Carbamoyl-phosphate synthetase 1 deficiency (CPS1D) is a rare and severe disorder of urea cycle metabolism most commonly characterized by either a neonatal-onset of severe hyperammonemia that occurs few days after birth and manifests with lethargy, vomiting, hypothermia, seizures, coma and death or a presentation outside the newborn period at any age with (sometimes) milder symptoms of hyperammonemia.
The prevalence has been estimated at 1/1,300,000 live births in the USA.
In the neonatal-onset form of CPS1D, patients are usually healthy at birth but after few days they begin to manifest with lethargy and unwillingness to feed. Severe hyperammonemia continues and manifests with postprandial vomiting, hypothermia, hypotonia, seizures, coma, and can lead to death. Outside the newborn period, patients can present at any time in life. Risk factors for manifestation include catabolic stressors such as fasting and intercurrent illness. Manifestations include hyperammonemia with irritability, lethargy, headache, seizures, confusion, avoidance of high-protein meals, axial hypotonia and cognitive disability.
CPS1D is due to mutations in the CPS1 gene (2p) that encodes carbamoyl-phosphate synthetase I (CPS1), an enzyme located in the mitochondrial matrix of hepatocytes and epithelial cells of intestinal mucosa that controls the first step of the urea cycle where ammonia is converted into carbamoyl-phosphate. Mutations in this gene lead to an interruption in the urea cycle and excess nitrogen is not converted to urea for excretion by the kidneys, leading to hyperammonemia.
Diagnosis is based mainly on clinical findings and laboratory test results. Biochemical findings include severe hyperammonemia with very low plasma levels of citrulline and arginine, high plasma levels of glutamine, increased transaminases and low or normal levels of orotic acid in the urine. Molecular genetic testing confirms diagnosis.
Differential diagnoses mainly include other urea cycle disorders and organic acidurias. Amino acid profiles will distinguish CPS1D from argininosuccinic aciduria, citrullinemia type I and arginase deficiency while orotic acid in urine should help to distinguish from ornithine transcarbamylase deficiency (see these terms). Another more recent differential diagnosis is hyperammonemic encephalopathy due to carbonic anhydrase VA deficiency (see this term).
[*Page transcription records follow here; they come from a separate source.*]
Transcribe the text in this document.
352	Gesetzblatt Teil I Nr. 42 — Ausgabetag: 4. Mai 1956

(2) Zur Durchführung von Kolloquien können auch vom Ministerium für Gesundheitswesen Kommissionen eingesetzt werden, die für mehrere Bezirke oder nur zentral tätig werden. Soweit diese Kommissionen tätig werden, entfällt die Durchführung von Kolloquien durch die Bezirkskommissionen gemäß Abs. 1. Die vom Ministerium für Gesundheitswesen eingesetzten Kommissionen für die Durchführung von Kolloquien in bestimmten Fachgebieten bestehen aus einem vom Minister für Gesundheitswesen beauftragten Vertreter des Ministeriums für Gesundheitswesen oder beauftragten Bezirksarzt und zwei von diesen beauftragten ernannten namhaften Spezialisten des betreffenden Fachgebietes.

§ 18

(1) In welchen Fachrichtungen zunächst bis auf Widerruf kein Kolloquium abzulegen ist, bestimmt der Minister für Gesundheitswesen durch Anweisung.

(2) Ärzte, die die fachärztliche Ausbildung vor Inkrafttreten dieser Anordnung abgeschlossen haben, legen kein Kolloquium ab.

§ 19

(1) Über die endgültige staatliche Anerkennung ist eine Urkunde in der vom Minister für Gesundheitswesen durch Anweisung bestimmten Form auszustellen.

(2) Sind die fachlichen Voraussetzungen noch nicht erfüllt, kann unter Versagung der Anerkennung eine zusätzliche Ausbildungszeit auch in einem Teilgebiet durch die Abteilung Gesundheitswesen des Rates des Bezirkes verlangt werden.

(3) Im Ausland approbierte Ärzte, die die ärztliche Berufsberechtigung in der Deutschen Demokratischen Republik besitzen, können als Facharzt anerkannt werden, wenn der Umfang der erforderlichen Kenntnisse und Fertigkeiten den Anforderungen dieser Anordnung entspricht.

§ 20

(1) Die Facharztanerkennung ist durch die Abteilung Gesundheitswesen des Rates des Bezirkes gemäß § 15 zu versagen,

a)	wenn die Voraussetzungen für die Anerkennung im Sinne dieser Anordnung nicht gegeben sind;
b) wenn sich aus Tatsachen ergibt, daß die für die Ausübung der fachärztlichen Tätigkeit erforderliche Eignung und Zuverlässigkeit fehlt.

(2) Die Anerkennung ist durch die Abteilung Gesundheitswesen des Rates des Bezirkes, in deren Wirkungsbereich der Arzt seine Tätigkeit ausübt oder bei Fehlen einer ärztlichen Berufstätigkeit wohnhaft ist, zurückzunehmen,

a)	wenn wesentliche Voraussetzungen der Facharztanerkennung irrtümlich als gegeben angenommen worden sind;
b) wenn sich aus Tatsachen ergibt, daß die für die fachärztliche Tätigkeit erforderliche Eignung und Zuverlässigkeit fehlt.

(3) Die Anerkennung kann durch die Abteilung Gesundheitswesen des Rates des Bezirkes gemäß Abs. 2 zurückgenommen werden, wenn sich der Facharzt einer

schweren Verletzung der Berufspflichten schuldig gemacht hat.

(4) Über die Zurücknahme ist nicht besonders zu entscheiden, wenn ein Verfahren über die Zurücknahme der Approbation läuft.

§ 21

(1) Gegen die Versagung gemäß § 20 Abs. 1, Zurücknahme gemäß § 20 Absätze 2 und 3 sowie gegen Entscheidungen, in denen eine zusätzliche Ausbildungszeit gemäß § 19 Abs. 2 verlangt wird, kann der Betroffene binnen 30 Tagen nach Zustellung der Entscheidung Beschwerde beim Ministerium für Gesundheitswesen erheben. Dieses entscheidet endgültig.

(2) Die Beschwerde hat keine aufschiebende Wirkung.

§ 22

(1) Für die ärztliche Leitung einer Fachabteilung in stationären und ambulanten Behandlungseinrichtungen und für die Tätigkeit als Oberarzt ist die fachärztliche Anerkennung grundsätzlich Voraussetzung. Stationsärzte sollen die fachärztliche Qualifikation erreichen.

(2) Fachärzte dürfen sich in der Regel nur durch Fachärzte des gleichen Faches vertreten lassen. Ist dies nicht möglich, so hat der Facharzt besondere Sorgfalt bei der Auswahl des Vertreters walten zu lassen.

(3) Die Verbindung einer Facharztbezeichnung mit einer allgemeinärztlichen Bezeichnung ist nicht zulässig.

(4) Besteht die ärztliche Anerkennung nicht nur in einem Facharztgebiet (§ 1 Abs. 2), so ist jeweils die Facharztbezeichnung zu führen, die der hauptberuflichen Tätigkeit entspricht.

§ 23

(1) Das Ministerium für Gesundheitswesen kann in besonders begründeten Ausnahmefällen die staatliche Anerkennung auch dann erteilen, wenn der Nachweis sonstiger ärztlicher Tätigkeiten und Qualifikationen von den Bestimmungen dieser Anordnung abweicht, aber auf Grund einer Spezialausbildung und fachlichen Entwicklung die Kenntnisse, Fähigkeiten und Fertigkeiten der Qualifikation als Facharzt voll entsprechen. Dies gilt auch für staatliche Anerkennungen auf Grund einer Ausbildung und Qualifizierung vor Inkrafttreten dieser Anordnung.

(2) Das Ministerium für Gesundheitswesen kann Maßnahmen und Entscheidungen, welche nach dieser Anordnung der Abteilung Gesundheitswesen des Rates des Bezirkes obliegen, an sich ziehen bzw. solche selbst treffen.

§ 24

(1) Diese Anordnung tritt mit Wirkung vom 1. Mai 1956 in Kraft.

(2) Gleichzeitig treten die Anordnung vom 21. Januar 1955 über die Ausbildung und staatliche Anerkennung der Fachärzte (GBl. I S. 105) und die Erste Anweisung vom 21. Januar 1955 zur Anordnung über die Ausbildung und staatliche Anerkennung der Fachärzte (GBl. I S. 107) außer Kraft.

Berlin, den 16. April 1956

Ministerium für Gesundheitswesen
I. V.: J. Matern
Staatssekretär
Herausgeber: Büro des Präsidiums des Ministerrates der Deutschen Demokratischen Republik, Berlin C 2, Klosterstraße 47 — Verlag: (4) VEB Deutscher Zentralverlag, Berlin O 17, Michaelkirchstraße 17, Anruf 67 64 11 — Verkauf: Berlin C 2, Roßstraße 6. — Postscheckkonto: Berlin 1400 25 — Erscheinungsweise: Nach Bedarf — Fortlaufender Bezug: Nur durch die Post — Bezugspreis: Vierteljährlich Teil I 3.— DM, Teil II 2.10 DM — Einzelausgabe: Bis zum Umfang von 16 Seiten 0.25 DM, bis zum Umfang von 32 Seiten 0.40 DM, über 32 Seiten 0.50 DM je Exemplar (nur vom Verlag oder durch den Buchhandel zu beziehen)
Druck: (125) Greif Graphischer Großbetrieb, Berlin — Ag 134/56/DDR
Prenatal diagnosis is possible in families with a known disease causing mutation on both alleles.
CPS1D is inherited in an autosomal recessive manner and genetic counseling is advisable.
Patients presenting with a hyperammonemic coma must be treated immediately in a tertiary care center where plasma ammonia levels must be lowered (by hemodialysis or hemofiltration methods), ammonia scavenger therapy implemented, catabolism reversed (through glucose and lipid infusions) and special care taken to reduce the risk of neurological damage (EEG surveillance and treatment of seizures, if necessary). A life-long diet low in natural protein, supplements of essential amino acids, citrulline and arginine as needed, nitrogen scavenger therapy (sodium benzoate and/or sodium phenylbutyrate) and appropriate nutritional support to avoid catabolic stress are recommended. Early liver transplantation for those with neonatal-onset CPS1D can correct metabolic abnormalities but does not reverse any neurological complications. Valproic acid should be avoided.
Prognosis depends on disease severity but is considered bleak in patients with early neonatal disease. With early diagnosis and optimal treatment started without any delay, the prognosis improves. Episodes of hyperammonemic coma of long duration are associated with a poor neurological outlook.